The "just meet some nice cops" argument is precisely how institutions avoid accountability for systemic problems. Individuals, and how nice they might be, are irrelevant when discussing institutional failures.



The Supreme court ruling has absolutely no bearing on this.

What statistics, what well documented patterns? You mean biased selection of footage from Reddit?


And yet you're letting your own personal experiences override statistics, yourself? What's the prevalence rate of abuses of power among law enforcement officers?

"Well-documented patterns of abuse" are not statistics! But, if I'm mistaken and they are, please let me know what percentage of police officers engage in abuse of power in their career. I'd love to see those kinds of statistics!

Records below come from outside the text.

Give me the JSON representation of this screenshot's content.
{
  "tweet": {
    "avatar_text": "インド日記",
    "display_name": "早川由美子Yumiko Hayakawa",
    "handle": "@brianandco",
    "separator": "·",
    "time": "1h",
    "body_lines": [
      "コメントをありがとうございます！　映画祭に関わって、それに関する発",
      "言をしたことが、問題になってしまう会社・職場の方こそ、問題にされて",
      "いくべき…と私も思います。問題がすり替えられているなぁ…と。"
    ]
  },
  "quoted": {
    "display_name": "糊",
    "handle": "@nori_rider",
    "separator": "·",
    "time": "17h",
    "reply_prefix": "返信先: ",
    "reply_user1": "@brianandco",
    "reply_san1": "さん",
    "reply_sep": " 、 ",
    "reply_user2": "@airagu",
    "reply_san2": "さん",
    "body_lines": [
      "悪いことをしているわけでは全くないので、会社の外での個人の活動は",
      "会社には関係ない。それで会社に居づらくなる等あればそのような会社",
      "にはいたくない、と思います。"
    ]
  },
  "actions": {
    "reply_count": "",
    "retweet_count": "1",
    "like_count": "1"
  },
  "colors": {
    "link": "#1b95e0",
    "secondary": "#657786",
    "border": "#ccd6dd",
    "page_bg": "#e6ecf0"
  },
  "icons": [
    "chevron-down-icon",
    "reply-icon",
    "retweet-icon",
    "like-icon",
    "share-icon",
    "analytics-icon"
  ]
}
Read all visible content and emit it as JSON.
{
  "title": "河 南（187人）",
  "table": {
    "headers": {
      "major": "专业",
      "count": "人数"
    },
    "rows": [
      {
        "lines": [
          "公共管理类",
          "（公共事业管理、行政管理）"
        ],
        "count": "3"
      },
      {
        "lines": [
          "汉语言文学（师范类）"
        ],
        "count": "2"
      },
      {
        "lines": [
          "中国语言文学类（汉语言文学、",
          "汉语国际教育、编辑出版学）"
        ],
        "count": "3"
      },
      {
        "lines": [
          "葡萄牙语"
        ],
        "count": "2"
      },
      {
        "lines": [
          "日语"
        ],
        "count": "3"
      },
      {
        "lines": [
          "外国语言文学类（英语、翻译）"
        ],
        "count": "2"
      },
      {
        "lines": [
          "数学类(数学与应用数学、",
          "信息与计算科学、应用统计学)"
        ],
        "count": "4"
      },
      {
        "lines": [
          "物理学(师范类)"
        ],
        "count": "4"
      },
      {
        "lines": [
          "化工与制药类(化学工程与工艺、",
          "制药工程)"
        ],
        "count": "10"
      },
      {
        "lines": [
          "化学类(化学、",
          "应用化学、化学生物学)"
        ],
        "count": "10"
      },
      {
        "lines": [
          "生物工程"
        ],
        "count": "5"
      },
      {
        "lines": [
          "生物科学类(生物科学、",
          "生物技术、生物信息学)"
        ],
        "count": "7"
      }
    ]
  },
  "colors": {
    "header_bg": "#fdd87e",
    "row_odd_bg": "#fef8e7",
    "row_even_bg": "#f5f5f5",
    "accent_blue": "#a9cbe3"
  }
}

Allowing cops to get away with abuses is also an abuse. So, for example, if a cop murders a citizen and gets away with it, not only is it that cop that has abused their position of authority, but every other cop at that precinct who knows what happened is abusing their position of authority.

I'm not sure that sort of thing is something you can tie up neatly into a bow and present as some set of statistics. But it's a phenomenon that's very real.


This is yet another deflection. If you cannot do anything other than wave away your lack of evidence, I'm forced to conclude that you actually have no idea what you're talking about.

Tons of people have seen things they can't explain, and are convinced that ghosts and the supernatural exist. Those phenomena are "very real" to those folks, too.

To be clear, I agree that police abusing their power is a "real phenomenon", in the sense that it certainly happens. But until you can provide ample evidence that these behaviors are thing a significant minority of police officers take part in, then your generalizing them to all police officers is just about as "real" as ghosts.